“Hello, Officer Jeter,” Schertler said. “Good to see you again.”
It was day six in the case against three men who lived in the house where Wone had planned to spend the night on August 2, 2006. Ninety minutes after Wone arrived, he was dead from stab wounds to the chest. The three residents blame an intruder; prosecutors have charged them with covering up the crime and misleading cops.
Schertler and another defense attorney questioned Jeter for about 20 minutes. What did that 20 minutes cost in legal fees? Our estimate: $1,000.
Jeter already had testified that he had collected towels from the second-floor bathroom and the washing machine. They’re germane to the charge of evidence tampering. There was little blood on Wone’s body. Had the towels been used to sop up blood and then been cleaned? Were they wet or dry? How did they get to the evidence room?
Schertler questioned Jeter for about 15 minutes on the precise manner of how he’d handled and photographed the towels. Jeter explained that he’d taken pictures, dropped them in plastic bags, sealed the bags, took them to the police evidence room, initialed them, had two other cops initial them, and handed them over for processing.
Schertler asked Jeter to explain the difference between putting the bags in a bin, as he used to do, and the new practice of giving them to a technician who catalogued them.
Next, defense attorney Thomas Connolly approached Jeter.
“You checked the towels in the bathroom 24 hours after the night of the murder,” he said. “Wouldn’t you expect them to be dry?”
“Objection,” said assistant US attorney Patrick Martin.
“Sustained,” said Judge Lynn Leibovitz.
Connolly then hammered Jeter on whether the towels in the washing machine had been cleaned. They still had spots on them. Wouldn’t they be spotless had they been through the cycle?
“All depends on how good the machine is,” Jeter responded.
Connolly conferred with his three colleagues, turned to the judge and said: “No further questions.”

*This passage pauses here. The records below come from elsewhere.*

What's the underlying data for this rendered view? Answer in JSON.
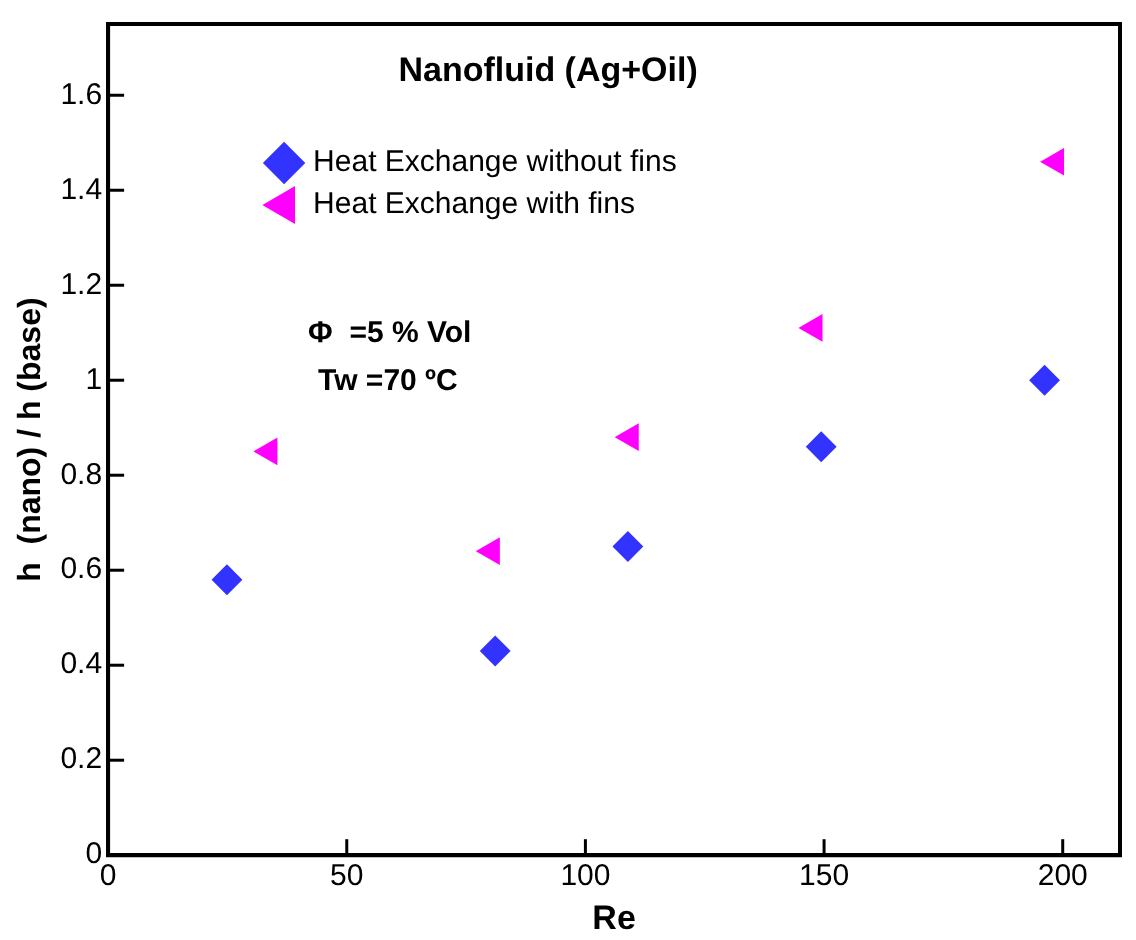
{
  "chart_data": {
    "type": "scatter",
    "title": "Nanofluid (Ag+Oil)",
    "xlabel": "Re",
    "ylabel": "h  (nano) / h (base)",
    "annotations": [
      "Φ  =5 % Vol",
      "Tw =70 ºC"
    ],
    "legend": "top",
    "grid": false,
    "xlim": [
      0,
      212
    ],
    "xticks": [
      0,
      50,
      100,
      150,
      200
    ],
    "ylim": [
      0,
      1.75
    ],
    "yticks": [
      0,
      0.2,
      0.4,
      0.6,
      0.8,
      1,
      1.2,
      1.4,
      1.6
    ],
    "series": [
      {
        "name": "Heat Exchange without fins",
        "color": "#3333ff",
        "marker": "diamond",
        "x": [
          24.9,
          81.1,
          108.9,
          149.4,
          196.2
        ],
        "values": [
          0.58,
          0.43,
          0.65,
          0.86,
          1.0
        ]
      },
      {
        "name": "Heat Exchange with fins",
        "color": "#ff00ff",
        "marker": "triangle",
        "x": [
          33.8,
          80.4,
          109.5,
          148,
          198.6
        ],
        "values": [
          0.85,
          0.64,
          0.88,
          1.11,
          1.46
        ]
      }
    ]
  }
}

Bernie Grimm, the third defense attorney, declined to cross.
To get a sense of the cost of the billable minutes consumed in the questioning, we consulted with lawyers in Washington and Philadelphia, as well as a legal recruiter, to arrive at estimates of what the attorneys might charge:
Dave Schertler, who represents Dylan Ward, charges around $650 an hour. His associate, Veronica Jennings, was on the scene for the Jeter cross-examination. She’s been at the trial every day. She costs about $350 an hour. We can assume that a paralegal or Schertler staffer came to deliver or retrieve documents. We can round out the cost of one hour of Schertler’s and his staff’s time at $1,100.

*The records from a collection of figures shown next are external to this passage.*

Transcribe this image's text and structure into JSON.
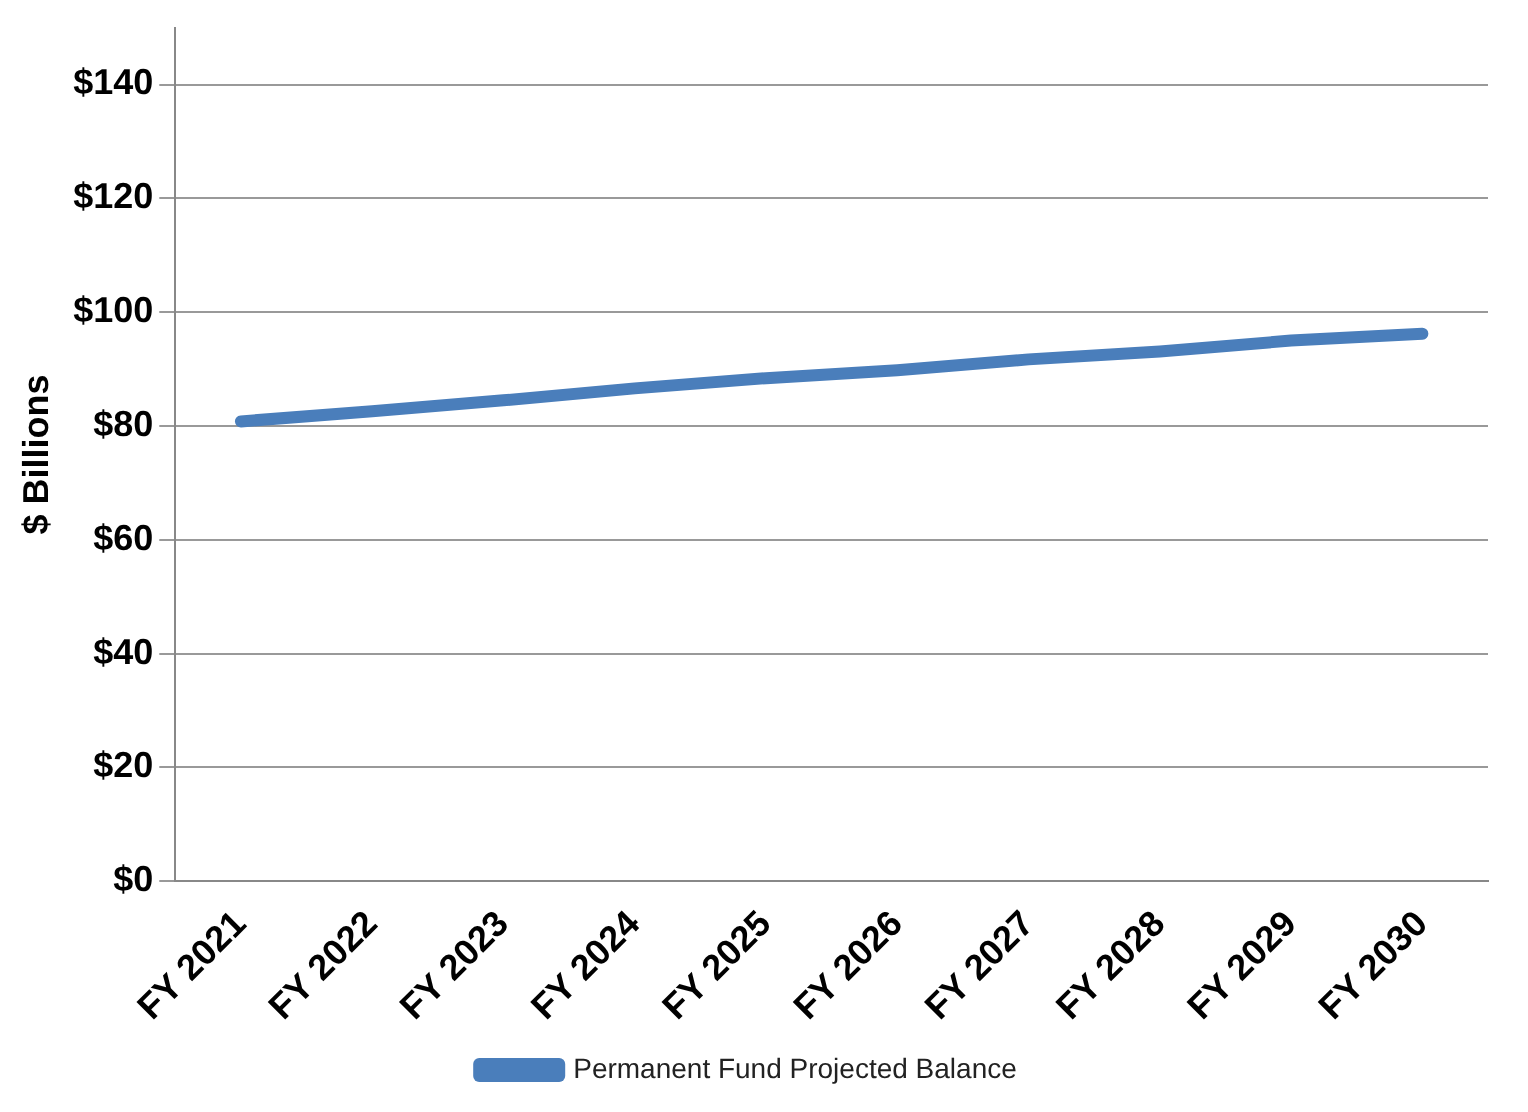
{
  "chart_data": {
    "type": "line",
    "ylabel": "$ Billions",
    "categories": [
      "FY 2021",
      "FY 2022",
      "FY 2023",
      "FY 2024",
      "FY 2025",
      "FY 2026",
      "FY 2027",
      "FY 2028",
      "FY 2029",
      "FY 2030"
    ],
    "series": [
      {
        "name": "Permanent Fund Projected Balance",
        "color": "#4a7ebb",
        "values": [
          80.8,
          82.6,
          84.5,
          86.6,
          88.4,
          89.8,
          91.7,
          93.1,
          95.0,
          96.2
        ]
      }
    ],
    "ylim": [
      0,
      150
    ],
    "yticks": [
      {
        "value": 0,
        "label": "$0"
      },
      {
        "value": 20,
        "label": "$20"
      },
      {
        "value": 40,
        "label": "$40"
      },
      {
        "value": 60,
        "label": "$60"
      },
      {
        "value": 80,
        "label": "$80"
      },
      {
        "value": 100,
        "label": "$100"
      },
      {
        "value": 120,
        "label": "$120"
      },
      {
        "value": 140,
        "label": "$140"
      }
    ],
    "grid": "y",
    "legend": "bottom",
    "marker": "none",
    "line_style": "solid"
  }
}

When Schertler’s partner, Robert Spagnoletti, is in courtroom 310, that adds another $500 to the tab.
We estimate that Tom Connolly—of Wiltshire & Grannis—charges about $600 an hour. Representing Victor Zaborsky, he also comes to court with staff. Let’s say he and his team cost $900 an hour.

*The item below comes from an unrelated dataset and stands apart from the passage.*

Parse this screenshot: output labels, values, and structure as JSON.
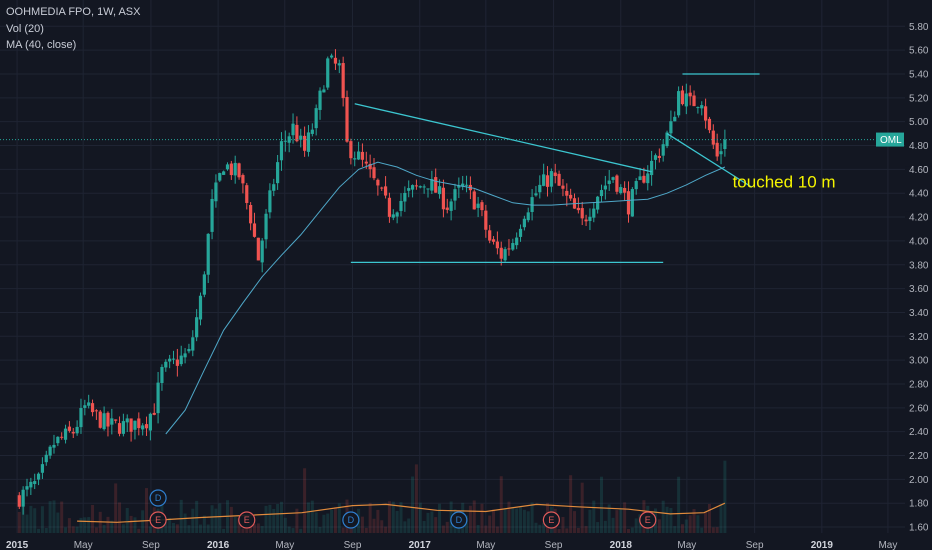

And then there’s Bernard Grimm of the Philadelphia firm Cozen O’Connor. Though he occasionally gets on Fox TV to talk about controversial cases, Grimm might not command the pay scale of Schertler. Philly firms can come cheaper than DC and certainly much less than ones in New York. We estimate that Grimm comes in at $625 an hour. With his team, he could cost Joe Price $1,000 an hour.
That leaves us with a best guess of $3,000 per hour for the three legal teams—and therefore, $1,000 for the 20-minute cross-examination of officer Jeter.
If Judge Leibovitz keeps court in session six hours a day, that’s $18,00 in legal charges. She seems to be holding court four days a week, which puts a week at $72,000. If the trial takes six weeks, as many have projected, the number is $432,000 for court time. But because we assume the teams work on the case when they’re not in court, let’s round off at $500,000.
The government charged the three men in November 2008 , 2008, and they immediately lawyered up, which means Schertler, Grimm, and Connolly—with their staffs—have been billing hours for a year and a half. If they worked on the Wone defendants ten hours a week, that adds up to $2.34 million.
And we have yet to add in the cost of expert witnesses, such as Dr. Henry Lee, the celebrated criminologist of O.J. Simpson fame, who’s expected to testify for the Wone defendants.
Kathy Wone, Robert’s widow, has the most-expensive lawyers. At least one Covington & Burling attorney seems to be in the courtroom to monitor the trial, in preparation for the $20-million wrongful-death suit the Wones are bringing against the three defendants.
But Covington is representing Kathy Wone gratis because Robert Wone was once at the firm.